The group in the west, he said, contained those in Kinshasa and regions like Lubumbashi. They fought as a unit within the Congolese army; the so-called forces spéciales.
The group in the east – eastern DR Congo – was mainly under ALIR. It was led by the likes of Maj. Gen. (retired) Paul Rwarakabije, a former RDRC commissioner, and 'Gen' Gaston Iyamuremye, alias Victor Byiringiro, who is presently leading the militia in eastern DR Congo.
Ntiwiragaba left DR Congo and headed to Sudan in 2002. Murwanashyaka also left Kinshasa and returned to Germany. At the time, Renzaho had already been arrested and transferred to a UN detention facility in Arusha, Tanzania.
"The head of the military at the time was Mudacumura. He is the one who led the soldiers from Kamina to eastern DR Congo. He linked up with Rwarakabije. That was in 2002. It took them about six months to get there.”
Musoni agrees that the FDLR’s genocide ideology is still a threat.
"The genocide ideology is the biggest threat. I know it existed and it still exists in some people.”
As we concluded the interview, Musoni said he could not easily contact FDLR commanders in DR Congo because "I am no longer part of the organisation.”
But he had a message for them.
"We did whatever we could and did not succeed. If it is the battle of bullets that they are still waiting for, they will never win it because we know Rwanda and we know the strength it has. They must do whatever it takes such that there must be no war in Rwanda caused by them.
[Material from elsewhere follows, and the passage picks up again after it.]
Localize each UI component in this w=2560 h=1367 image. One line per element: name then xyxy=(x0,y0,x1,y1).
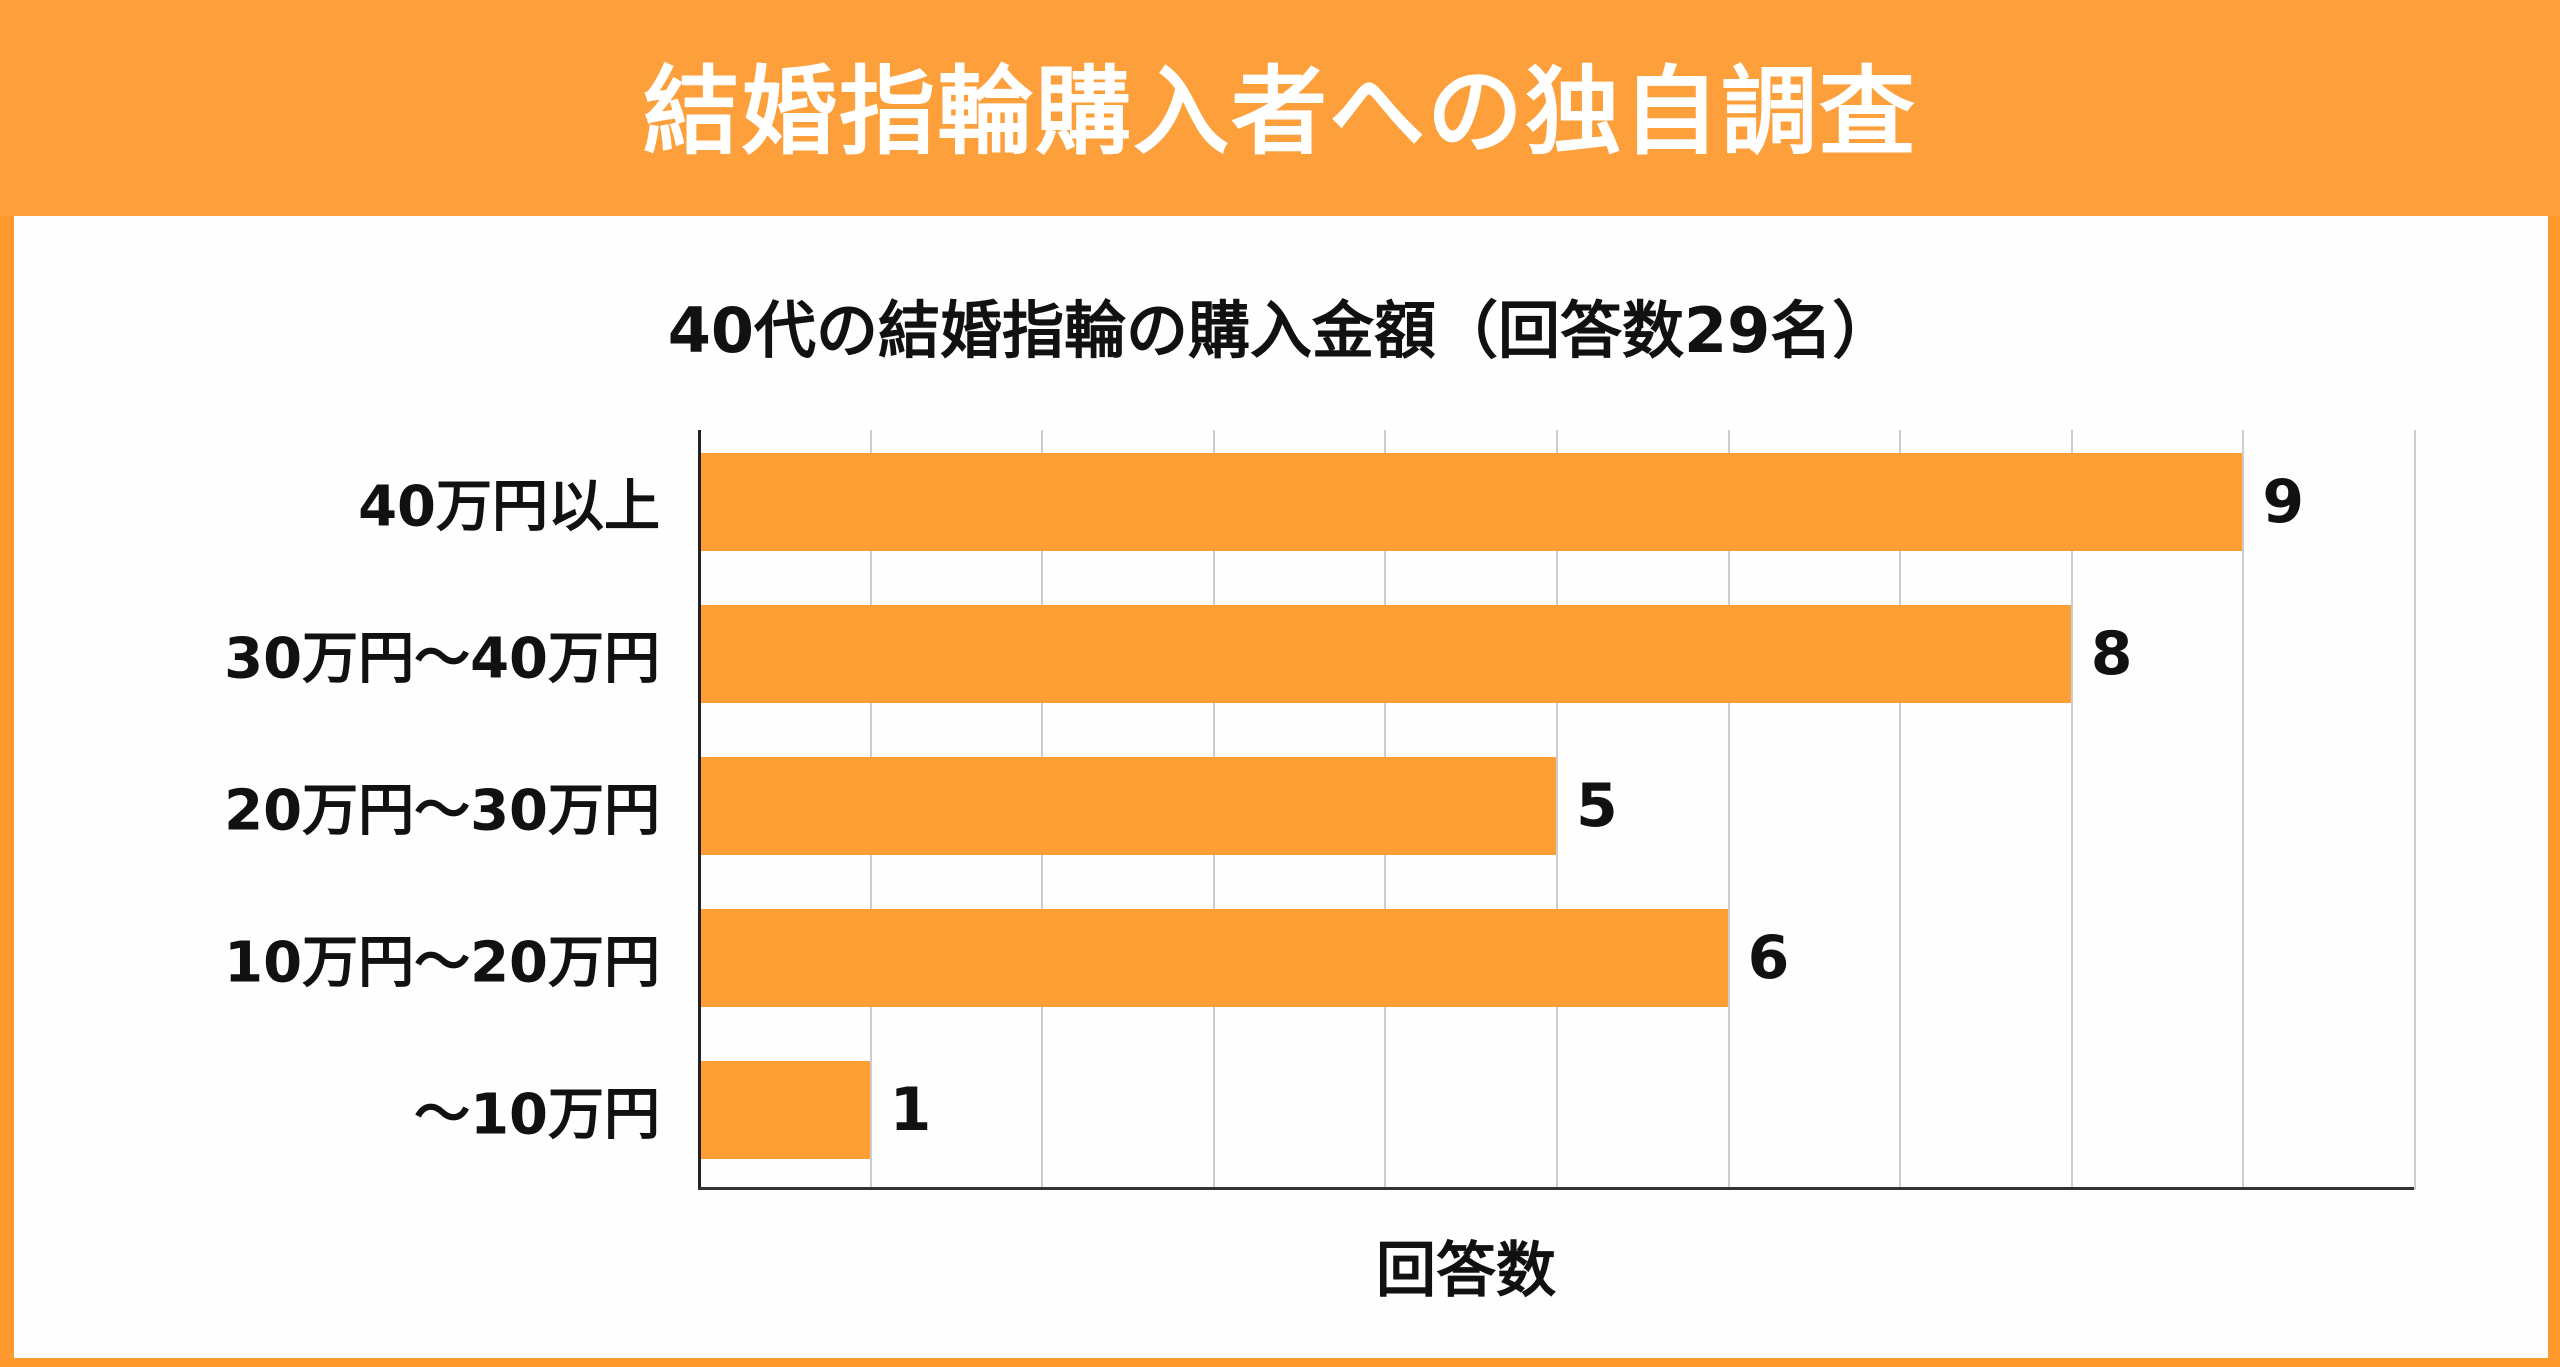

"Next is for them to return back home and build their motherland. There is no peace or luck that they will ever get in Congo. They will only have peace when they return to their peaceful country. They are the only ones who can cause us chaos and instability. When they return home we shall all be happy. Where they are, they also have no peace. Their return home is good for them and good for Rwandans because it gives us all peace.”
Musoni was in the group of 92 former members of armed groups discharged from the camp in Mutobo on Thursday, July 20, after completing months of civic education.